Research
Current Research Agenda
My research examines how U.S. trade policy, tariffs, and supply-chain disruptions affect manufacturing outcomes, with a focus on the vehicle sector and related industrial supply chains. This research agenda combines product-level trade data, tariff exposure measures, public policy documentation, applied econometrics, and machine-learning tools to study how policy shocks propagate through production networks.
The agenda is organized around two publicly available working papers, supporting dashboards, and future firm-level research. Together, these projects develop a public, data-driven framework for measuring tariff exposure and evaluating its implications for U.S. production, sales, prices, employment, and supply-chain performance.
Working Papers
The Impact of Section 301 Tariffs on U.S. Vehicle Production and Sales: Evidence from HS6-Level Exposure and Dynamic Difference-in-Differences
Alfredo Sosa
Working Paper, 2026
Available at SSRN
This paper examines how the 2018 to 2019 U.S. Section 301 tariffs affected downstream outcomes in the commercial and light vehicle sectors. Using monthly data and an HS6-level import-weighted tariff exposure index, the analysis combines continuous-treatment difference-in-differences models with event-study specifications to trace the dynamic effects of tariff exposure on production and sales.
The results show that higher tariff exposure is associated with declines in production in both the commercial and light vehicle sectors. By contrast, nominal vehicle sales display more mixed responses across specifications. Event-study evidence indicates that these effects emerge after tariff implementation rather than reflecting pre-existing trends. Taken together, the findings suggest that tariffs imposed on upstream supply chains are associated with weaker downstream production outcomes, even when nominal sales appear comparatively stable.
Links:
Download Paper (PDF)
SSRN Abstract Page
DOI
Suggested citation:
Sosa, Alfredo. 2026. The Impact of Section 301 Tariffs on U.S. Vehicle Production and Sales: Evidence from HS6-Level Exposure and Dynamic Difference-in-Differences. Available at SSRN: https://ssrn.com/abstract=6455558 or https://doi.org/10.2139/ssrn.6455558.
A Tariff Exposure Dataset for the U.S. Vehicle Supply Chain: Policy Evidence from the 2025–2026 Tariff Expansions
Alfredo Sosa
Working Paper, 2026
Available at SSRN
This paper documents the expansion of U.S. tariff policy during 2025 to 2026 and constructs a structured dataset measuring tariff exposure across the commercial and light vehicle supply chain. The project compiles information from Federal Register notices, administrative actions, and public trade data to organize recent tariff changes into a transparent product-level framework.

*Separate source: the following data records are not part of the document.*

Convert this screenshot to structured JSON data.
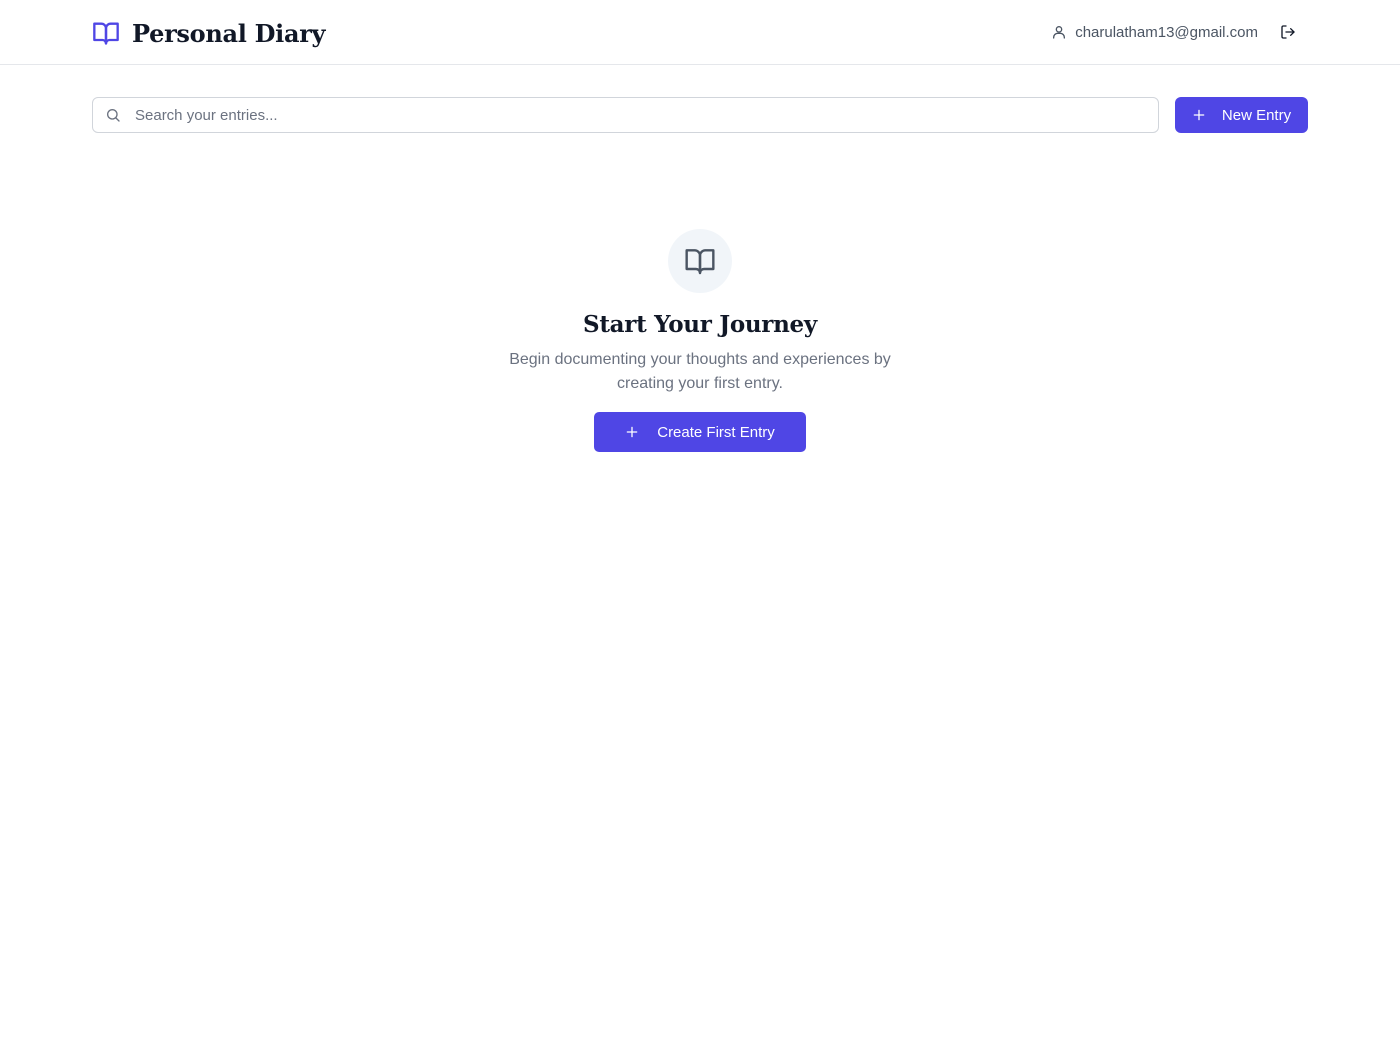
{
  "header": {
    "brand_icon": "book-open-icon",
    "title": "Personal Diary",
    "user_icon": "user-icon",
    "user_email": "charulatham13@gmail.com",
    "logout_icon": "logout-icon"
  },
  "toolbar": {
    "search_icon": "search-icon",
    "search_placeholder": "Search your entries...",
    "search_value": "",
    "new_entry_icon": "plus-icon",
    "new_entry_label": "New Entry"
  },
  "empty_state": {
    "icon": "book-open-icon",
    "title": "Start Your Journey",
    "description": "Begin documenting your thoughts and experiences by creating your first entry.",
    "button_icon": "plus-icon",
    "button_label": "Create First Entry"
  },
  "colors": {
    "accent": "#4f46e5",
    "border": "#e5e7eb",
    "muted_text": "#6b7280",
    "icon_circle_bg": "#f1f5f9"
  }
}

The paper focuses on Section 301 expansions, Section 232 measures, antidumping and countervailing duty actions, and related policy developments. By transforming fragmented policy documents into a structured dataset, the project provides a foundation for measuring the timing, intensity, and sectoral distribution of tariff exposure across vehicle-related industries.
The paper also documents stylized facts on production, sales, prices, employment, and supply-chain conditions during the tariff expansion period. These patterns provide descriptive evidence on how tariff policy interacts with input-cost pressures, trade flows, and manufacturing outcomes.
This project serves as a data foundation for ongoing empirical work on trade policy and supply chains. By providing a structured measure of tariff exposure, it supports future causal analysis of how tariff shocks propagate through industrial production networks.
Links:
Download Paper (PDF)
SSRN Abstract Page
DOI
Suggested citation:
Sosa, Alfredo. 2026. A Tariff Exposure Dataset for the U.S. Vehicle Supply Chain: Policy Evidence from the 2025–2026 Tariff Expansions. Available at SSRN: https://ssrn.com/abstract=6648679 or https://doi.org/10.2139/ssrn.6648679.
Firm-Level Evidence on Tariff Exposure and U.S. Manufacturing Outcomes
Future research
Building on the policy documentation and tariff-exposure datasets developed in the first two papers, this project will extend the analysis to firm-level outcomes. The goal is to examine how tariff exposure affects production, sales, investment, and performance across heterogeneous U.S. manufacturers.
The analysis will use policy variation from recent tariff actions to implement causal identification strategies, including difference-in-differences and related empirical designs. This work is part of a broader research agenda linking public trade-policy data to measurable outcomes in U.S. manufacturing and supply chains.